MADISON - ST. CLAIR RECORD

Monday, November 25, 2024

Trial under way in weld-rod case

Jeff Hebrank

Five years after Steve Boren filed a welding rod lawsuit in Madison County Circuit Court, his case finally has finally gone to trial in Circuit Judge Nicholas Byron’s third floor courtroom.

After a three-day-long jury selection process, opening arguments were heard Thursday.

Boren, of Cape Girardeau, alleges he suffered neurological injuries after being exposed to manganese-containing welding fumes. He is staying at a Collinsville hotel during the trial.

In the suit filed Sept. 12, 2000, Boren claimed he inhaled neurotoxic welding fumes while using welding products or was near people using welding products.

Some of the defendants on trial include, Praxair, Viacom, Union Carbide, The BOC Group, Sandvik Inc, and Lincoln Electric.

Welding products cause emissions of fumes that contain manganese which has been medically recognized as toxic to the human central nervous system in levels that exceed trace amounts normally found in the human body.

People exposed to welding fumes absorb them through inhalation, and according to the plaintiff's exposure for a period as short as 49 days causes disabling injuries.

Boren is represented by the Goldenberg firm in Edwardsville and the Vaughan Cascino Law Offices in Chicago.
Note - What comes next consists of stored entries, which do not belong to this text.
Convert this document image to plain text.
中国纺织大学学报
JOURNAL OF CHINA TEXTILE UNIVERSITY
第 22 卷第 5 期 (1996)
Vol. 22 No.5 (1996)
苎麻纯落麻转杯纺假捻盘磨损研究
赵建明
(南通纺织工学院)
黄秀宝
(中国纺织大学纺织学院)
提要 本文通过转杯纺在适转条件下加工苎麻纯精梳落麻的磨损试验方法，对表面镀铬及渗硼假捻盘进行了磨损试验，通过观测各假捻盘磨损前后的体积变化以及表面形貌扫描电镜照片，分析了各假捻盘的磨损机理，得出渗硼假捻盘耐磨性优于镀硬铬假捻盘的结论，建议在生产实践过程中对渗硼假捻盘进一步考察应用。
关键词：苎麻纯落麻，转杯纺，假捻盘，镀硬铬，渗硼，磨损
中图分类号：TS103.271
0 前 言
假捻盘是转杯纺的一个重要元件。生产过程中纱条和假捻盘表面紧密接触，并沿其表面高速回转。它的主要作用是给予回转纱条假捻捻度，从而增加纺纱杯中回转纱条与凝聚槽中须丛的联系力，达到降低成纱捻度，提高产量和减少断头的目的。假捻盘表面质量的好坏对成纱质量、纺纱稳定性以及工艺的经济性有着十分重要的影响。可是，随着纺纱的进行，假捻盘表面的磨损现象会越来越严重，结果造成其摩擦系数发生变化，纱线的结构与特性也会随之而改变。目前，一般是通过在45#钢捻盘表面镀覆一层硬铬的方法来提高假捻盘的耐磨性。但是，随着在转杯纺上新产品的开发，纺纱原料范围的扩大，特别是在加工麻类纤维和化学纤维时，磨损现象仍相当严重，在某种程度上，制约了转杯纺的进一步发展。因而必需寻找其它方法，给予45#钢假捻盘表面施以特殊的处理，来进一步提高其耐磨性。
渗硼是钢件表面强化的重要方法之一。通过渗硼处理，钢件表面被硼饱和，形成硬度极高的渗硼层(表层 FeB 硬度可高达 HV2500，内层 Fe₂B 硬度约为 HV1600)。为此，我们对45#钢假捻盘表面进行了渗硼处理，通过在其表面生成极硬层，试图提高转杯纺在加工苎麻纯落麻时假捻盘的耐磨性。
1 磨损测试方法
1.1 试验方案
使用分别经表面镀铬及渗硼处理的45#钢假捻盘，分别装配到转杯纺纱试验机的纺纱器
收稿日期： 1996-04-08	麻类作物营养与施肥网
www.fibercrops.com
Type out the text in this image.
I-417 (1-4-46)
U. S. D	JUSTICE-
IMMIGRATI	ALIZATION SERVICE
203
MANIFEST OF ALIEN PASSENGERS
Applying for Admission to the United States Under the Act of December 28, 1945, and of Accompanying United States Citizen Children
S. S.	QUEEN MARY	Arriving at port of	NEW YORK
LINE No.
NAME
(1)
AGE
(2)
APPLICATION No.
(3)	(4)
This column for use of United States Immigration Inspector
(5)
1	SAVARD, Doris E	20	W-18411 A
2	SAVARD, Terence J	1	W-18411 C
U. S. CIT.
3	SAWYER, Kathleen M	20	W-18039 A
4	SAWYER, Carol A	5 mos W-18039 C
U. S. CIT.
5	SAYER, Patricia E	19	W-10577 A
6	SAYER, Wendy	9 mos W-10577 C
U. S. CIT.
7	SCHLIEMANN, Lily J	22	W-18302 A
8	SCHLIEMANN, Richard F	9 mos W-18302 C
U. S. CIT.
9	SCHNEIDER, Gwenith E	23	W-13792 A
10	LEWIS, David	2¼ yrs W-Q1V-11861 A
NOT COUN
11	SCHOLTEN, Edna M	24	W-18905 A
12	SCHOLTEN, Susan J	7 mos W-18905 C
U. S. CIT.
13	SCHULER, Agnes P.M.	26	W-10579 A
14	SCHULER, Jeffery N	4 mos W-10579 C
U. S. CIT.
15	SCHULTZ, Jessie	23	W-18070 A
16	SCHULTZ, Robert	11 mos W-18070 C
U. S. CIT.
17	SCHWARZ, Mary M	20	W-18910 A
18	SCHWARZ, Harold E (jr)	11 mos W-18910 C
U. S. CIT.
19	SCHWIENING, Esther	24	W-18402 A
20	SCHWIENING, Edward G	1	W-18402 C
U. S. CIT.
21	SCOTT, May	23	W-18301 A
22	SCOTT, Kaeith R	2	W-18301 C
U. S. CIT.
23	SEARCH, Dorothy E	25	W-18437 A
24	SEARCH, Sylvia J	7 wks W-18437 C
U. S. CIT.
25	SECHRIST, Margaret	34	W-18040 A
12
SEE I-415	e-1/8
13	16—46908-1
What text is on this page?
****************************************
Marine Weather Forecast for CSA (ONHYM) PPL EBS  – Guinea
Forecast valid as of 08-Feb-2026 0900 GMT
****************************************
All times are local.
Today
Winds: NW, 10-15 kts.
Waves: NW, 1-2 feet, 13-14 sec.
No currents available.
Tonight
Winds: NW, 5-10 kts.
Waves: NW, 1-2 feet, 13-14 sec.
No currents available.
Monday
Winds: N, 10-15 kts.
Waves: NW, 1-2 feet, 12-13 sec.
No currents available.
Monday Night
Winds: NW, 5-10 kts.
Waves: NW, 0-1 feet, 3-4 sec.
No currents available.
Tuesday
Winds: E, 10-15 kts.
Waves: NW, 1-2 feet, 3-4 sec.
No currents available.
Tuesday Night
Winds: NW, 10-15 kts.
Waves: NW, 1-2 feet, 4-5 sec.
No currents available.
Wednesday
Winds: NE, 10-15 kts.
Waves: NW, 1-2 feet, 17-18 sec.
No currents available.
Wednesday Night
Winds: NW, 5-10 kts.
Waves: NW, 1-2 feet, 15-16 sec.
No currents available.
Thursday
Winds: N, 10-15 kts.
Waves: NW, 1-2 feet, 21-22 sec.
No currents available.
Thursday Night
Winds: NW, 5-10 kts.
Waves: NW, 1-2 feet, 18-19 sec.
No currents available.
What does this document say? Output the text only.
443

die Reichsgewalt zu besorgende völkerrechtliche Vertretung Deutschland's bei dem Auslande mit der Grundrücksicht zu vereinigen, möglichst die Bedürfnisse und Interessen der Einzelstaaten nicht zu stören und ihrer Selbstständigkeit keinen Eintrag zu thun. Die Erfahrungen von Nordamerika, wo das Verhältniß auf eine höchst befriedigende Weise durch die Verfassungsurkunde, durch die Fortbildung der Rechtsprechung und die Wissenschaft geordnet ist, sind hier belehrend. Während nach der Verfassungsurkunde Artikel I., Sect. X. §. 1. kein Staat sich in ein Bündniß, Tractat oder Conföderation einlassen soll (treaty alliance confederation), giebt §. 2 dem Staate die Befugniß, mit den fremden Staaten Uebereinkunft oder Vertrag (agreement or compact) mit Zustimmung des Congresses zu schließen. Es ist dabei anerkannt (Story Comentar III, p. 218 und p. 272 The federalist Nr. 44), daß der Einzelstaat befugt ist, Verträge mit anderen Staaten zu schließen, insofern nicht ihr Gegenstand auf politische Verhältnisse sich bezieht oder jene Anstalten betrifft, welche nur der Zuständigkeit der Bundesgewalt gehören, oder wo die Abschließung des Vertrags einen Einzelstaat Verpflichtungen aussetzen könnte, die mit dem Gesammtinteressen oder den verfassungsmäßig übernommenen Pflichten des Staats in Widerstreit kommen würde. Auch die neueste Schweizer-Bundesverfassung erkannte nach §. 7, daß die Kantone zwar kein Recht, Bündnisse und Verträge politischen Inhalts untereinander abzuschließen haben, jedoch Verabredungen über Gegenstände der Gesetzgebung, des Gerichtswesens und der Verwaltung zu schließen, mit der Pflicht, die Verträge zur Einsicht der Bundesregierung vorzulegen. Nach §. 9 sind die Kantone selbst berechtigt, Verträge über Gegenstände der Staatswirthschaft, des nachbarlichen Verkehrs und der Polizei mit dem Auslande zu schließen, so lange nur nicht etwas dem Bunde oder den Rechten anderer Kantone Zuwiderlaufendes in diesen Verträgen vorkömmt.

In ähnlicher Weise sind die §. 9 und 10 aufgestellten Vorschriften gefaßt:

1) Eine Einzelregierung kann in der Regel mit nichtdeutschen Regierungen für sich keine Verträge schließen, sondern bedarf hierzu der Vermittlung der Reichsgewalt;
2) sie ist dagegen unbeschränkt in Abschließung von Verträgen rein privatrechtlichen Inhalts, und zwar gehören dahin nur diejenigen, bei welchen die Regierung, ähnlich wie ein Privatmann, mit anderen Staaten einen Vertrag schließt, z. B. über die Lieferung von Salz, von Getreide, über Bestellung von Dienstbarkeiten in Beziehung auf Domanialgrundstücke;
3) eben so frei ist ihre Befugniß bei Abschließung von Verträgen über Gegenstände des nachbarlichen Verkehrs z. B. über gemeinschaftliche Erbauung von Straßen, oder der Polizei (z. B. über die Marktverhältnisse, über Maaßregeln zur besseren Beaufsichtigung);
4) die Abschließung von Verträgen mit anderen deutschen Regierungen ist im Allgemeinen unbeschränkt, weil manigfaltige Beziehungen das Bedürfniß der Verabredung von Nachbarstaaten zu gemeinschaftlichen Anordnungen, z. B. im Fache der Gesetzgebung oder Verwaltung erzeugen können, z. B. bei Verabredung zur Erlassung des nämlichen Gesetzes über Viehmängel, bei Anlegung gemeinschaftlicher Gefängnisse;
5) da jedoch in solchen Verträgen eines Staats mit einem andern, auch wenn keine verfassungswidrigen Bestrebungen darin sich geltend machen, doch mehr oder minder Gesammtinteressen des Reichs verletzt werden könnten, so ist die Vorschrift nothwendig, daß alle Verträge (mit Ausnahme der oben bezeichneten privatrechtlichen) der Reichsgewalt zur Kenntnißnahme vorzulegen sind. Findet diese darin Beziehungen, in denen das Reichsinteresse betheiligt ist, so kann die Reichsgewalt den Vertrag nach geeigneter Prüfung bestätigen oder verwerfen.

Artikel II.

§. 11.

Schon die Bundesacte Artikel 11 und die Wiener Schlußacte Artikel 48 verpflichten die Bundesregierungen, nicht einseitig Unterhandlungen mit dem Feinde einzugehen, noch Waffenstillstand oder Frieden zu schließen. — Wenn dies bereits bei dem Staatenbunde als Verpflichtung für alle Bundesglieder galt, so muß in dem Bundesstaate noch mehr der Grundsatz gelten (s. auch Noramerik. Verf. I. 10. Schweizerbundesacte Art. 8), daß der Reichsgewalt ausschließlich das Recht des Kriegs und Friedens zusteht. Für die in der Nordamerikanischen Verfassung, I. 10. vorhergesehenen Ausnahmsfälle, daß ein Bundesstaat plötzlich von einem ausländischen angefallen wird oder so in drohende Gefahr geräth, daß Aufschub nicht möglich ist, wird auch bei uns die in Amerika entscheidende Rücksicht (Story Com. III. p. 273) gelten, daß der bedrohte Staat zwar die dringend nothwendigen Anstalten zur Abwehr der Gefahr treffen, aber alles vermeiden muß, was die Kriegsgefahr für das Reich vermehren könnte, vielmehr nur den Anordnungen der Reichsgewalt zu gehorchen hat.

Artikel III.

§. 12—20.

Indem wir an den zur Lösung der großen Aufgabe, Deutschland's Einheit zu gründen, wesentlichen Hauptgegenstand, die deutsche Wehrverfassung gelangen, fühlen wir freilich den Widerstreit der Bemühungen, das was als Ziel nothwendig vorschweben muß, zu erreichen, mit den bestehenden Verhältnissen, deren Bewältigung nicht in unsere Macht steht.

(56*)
Jeff Hebrank of the Burroughs law firm in Edwardsville represents several of the defendants.

The trial is expected to last four to six weeks.

In October 2003, Larry Elam of Collinsville who claimed his Parkinson’s disease was caused by welding fumes was awarded $1 million by a Madison County jury in the first ever successfully litigated weld-rod case in the country. Associate Judge Ralph Mendelsohn presided over the Elam case.

In Elam's case, the jury ruled that welding-rod manufacturers were responsible for failing to warn him about serious health risks. Elam said he used rods manufactured and distributed by major companies across the country.